Uveitis is an important late complication of leptospirosis [26, 32]. The precise incidence of uveitis in patients with systemic leptospirosis is not known, but it is estimated to be about 10–45 % [33]. Uveitis manifests within 2 months after infection or may be delayed for up to 1 year. The onset and severity of leptospiral uveitis is quite variable, and the severity of ocular inflammation does not correlate with the severity of systemic infection. Leptospiral uveitis more commonly occurs as single episode than recurrent episodes. The primary anatomical location of inflammation tends to be either anterior or panuveitis. Nongranulomatous uveitis is the most common presentation.

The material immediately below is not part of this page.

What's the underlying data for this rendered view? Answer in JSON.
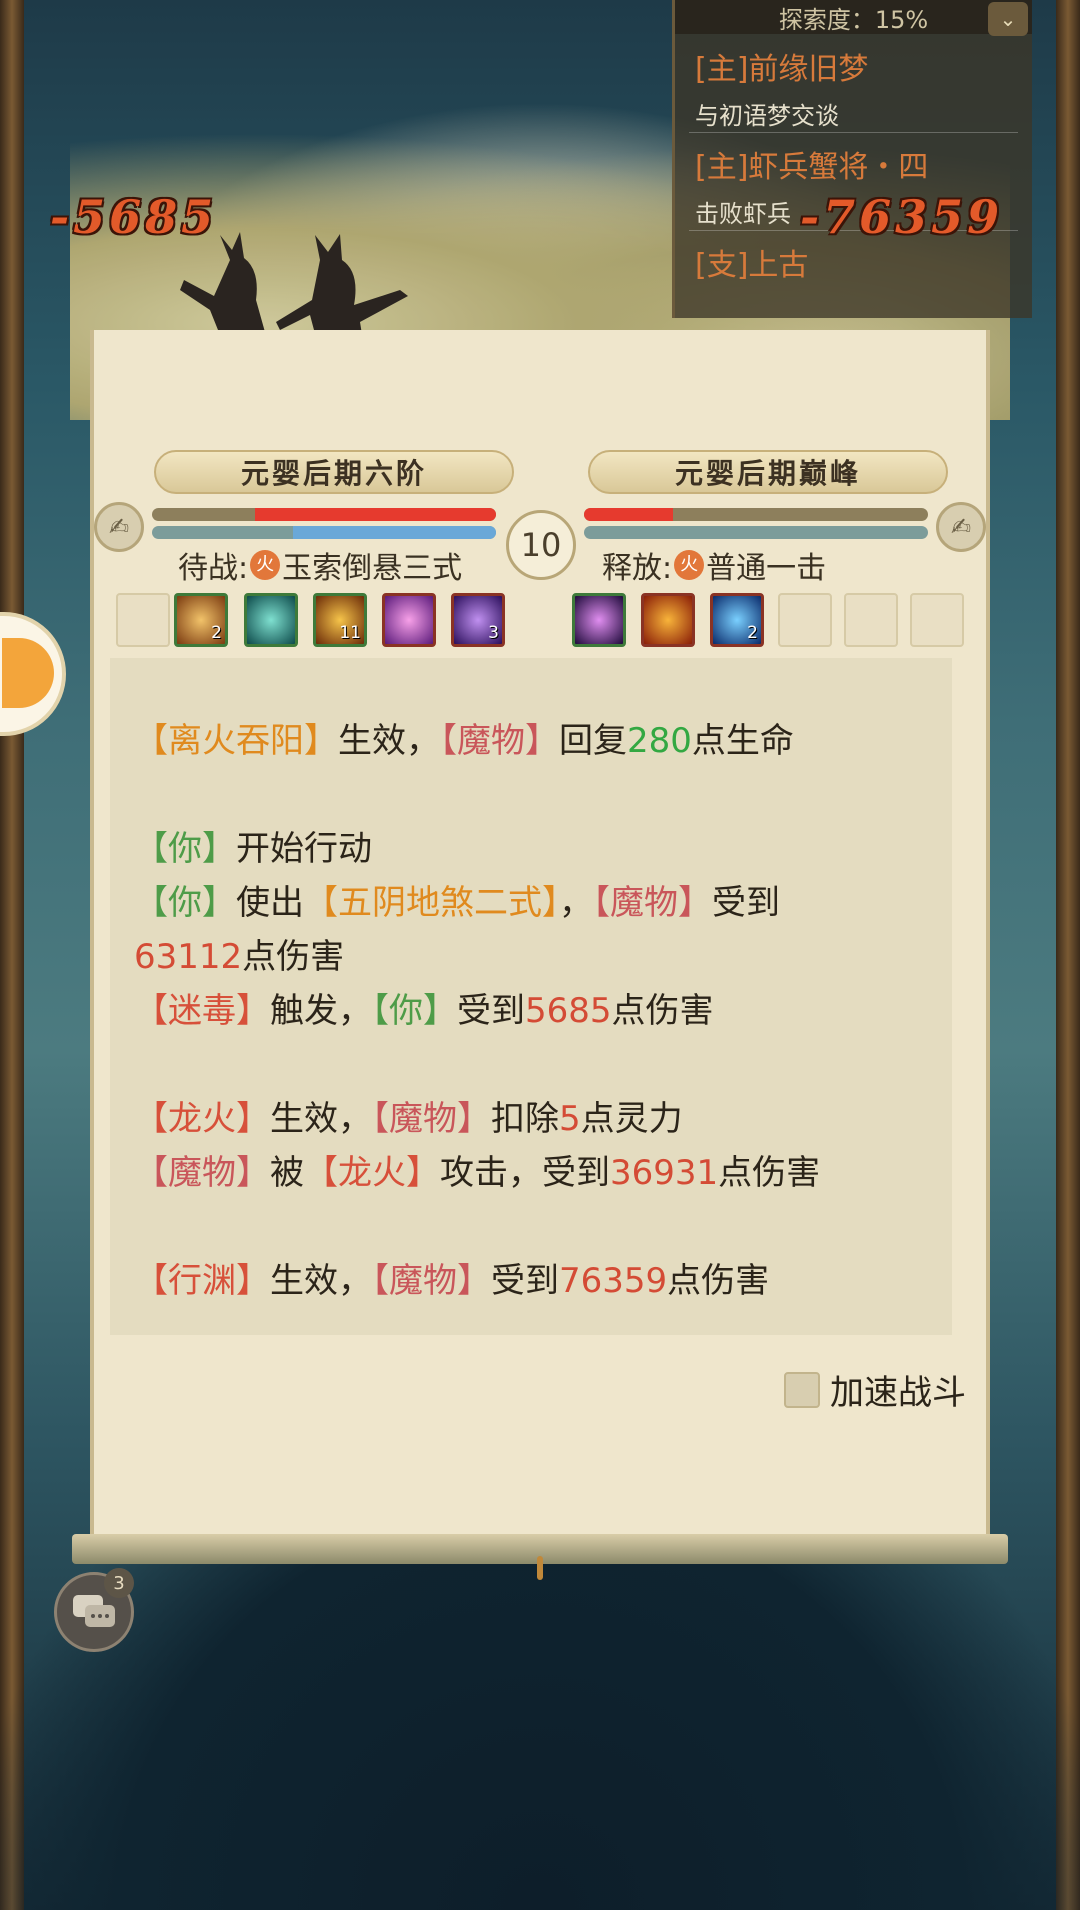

Ocular signs of leptospirosis are given in Table 8.3. Anterior uveitis is usually mild in contrast to severe course characteristic of panuveitis. Leptospiral uveitis is one of the most common causes of hypopyon uveitis in leptospiral endemic areas. Early onset, rapid progression, and spontaneous absorption of cataractous lens are unique features in this uveitis; however it is seen only in 10 % of leptospiral uveitis [34] (Fig. 8.1).

Dense vitreous inflammation with the formation of veil-like vitreous membranes is a pathognomonic sign seen in posterior segment. Although these membranes persist for several months, most patients regain good vision. Exudative retinal vasculitis with perivascular sheathing of the vein is frequently seen in leptospiral uveitis; however occlusion and neovascularization are uncommon. Disc hyperemia and edema are seen in 40 % of leptospiral uveitis patients. Retinitis and choroiditis are never seen in leptospiral uveitis. Although leptospiral uveitis is a common entity, it remains underdiagnosed mainly because of the lack of laboratory support in ophthalmic setup (Figs. 8.2 and 8.3).

Differential diagnosis of leptospiral uveitis includes Behcet’s disease, HLA-B27-associated anterior uveitis, syphilis, Lyme disease, endogenous endophthalmitis, sarcoidosis, and early stage of acute retinal necrosis.